The problem for L.A., then, was beyond the arc. The Lakers attempted threes on nearly a third of their shots (28 of 91). Bryant drained six of them in nine attempts, taking advantage of the looks the Suns' zone conceded. Everyone else on the roster, however, was 3-of-19, including 2-of-12 from the Lakers' bench. What's unclear to me, as it was after Game Three, is whether this is simply a correction from a team whose Achilles' heel has always been outside shooting or because Phoenix has done a better job of contesting shots than during the first two games of this series, during which the Lakers were very accurate from downtown.
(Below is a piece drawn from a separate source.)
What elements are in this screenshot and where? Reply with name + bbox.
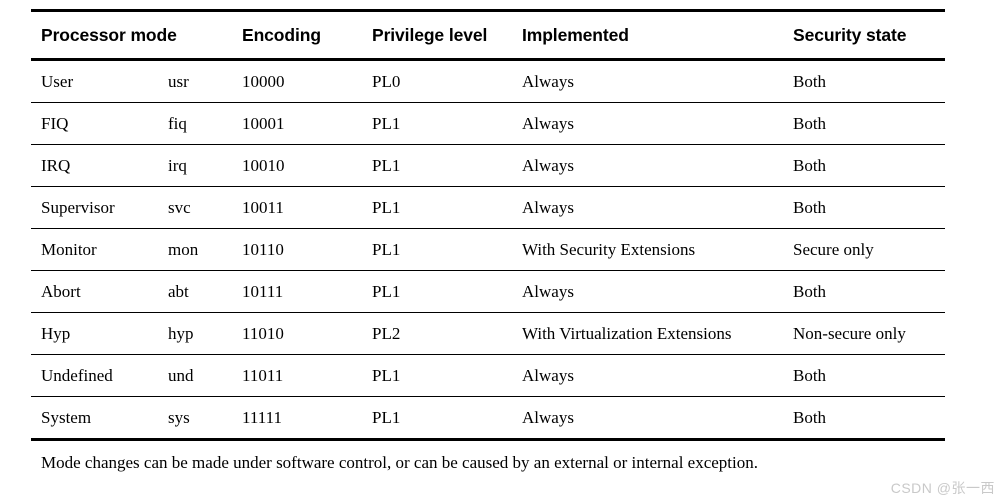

If the Lakers were due to slump no matter what, even the credit the zone gets for dropping L.A.'s gaudy Offensive Ratings from Games One and Two goes away.

The Lakers are still searching for answers of their own at the defensive end. This was the Suns' best offensive outing of the series, a fact largely but not entirely attributable to bench play. The Lakers did a much better job of deterring Robin Lopez and Amar'e Stoudemire at the rim, holding them to combined 10-of-24 shooting, but they also put Phoenix's starters on the free throw line 23 times (including 12 attempts for Stoudemire) and were surprisingly vulnerable on the defensive glass. Lopez and Stoudemire combined for nine of the Suns' 18 offensive rebounds, and Phoenix's 43.9 percent offensive rebounding was most unlike the Suns' playoff predecessors.

All of that is a long way of saying I'm not sure what to expect Thursday when these teams resume their series at the Staples Center. Neil Paine of Basketball-Reference.com broke down the enormous difference between Lakers-Suns games in L.A. as compared to those in Phoenix this season, both during this series and the regular season. We'll see if the trend continues or if the adjustments the Suns have made--and their outstanding bench--can keep this series as competitive as it has been the last two games.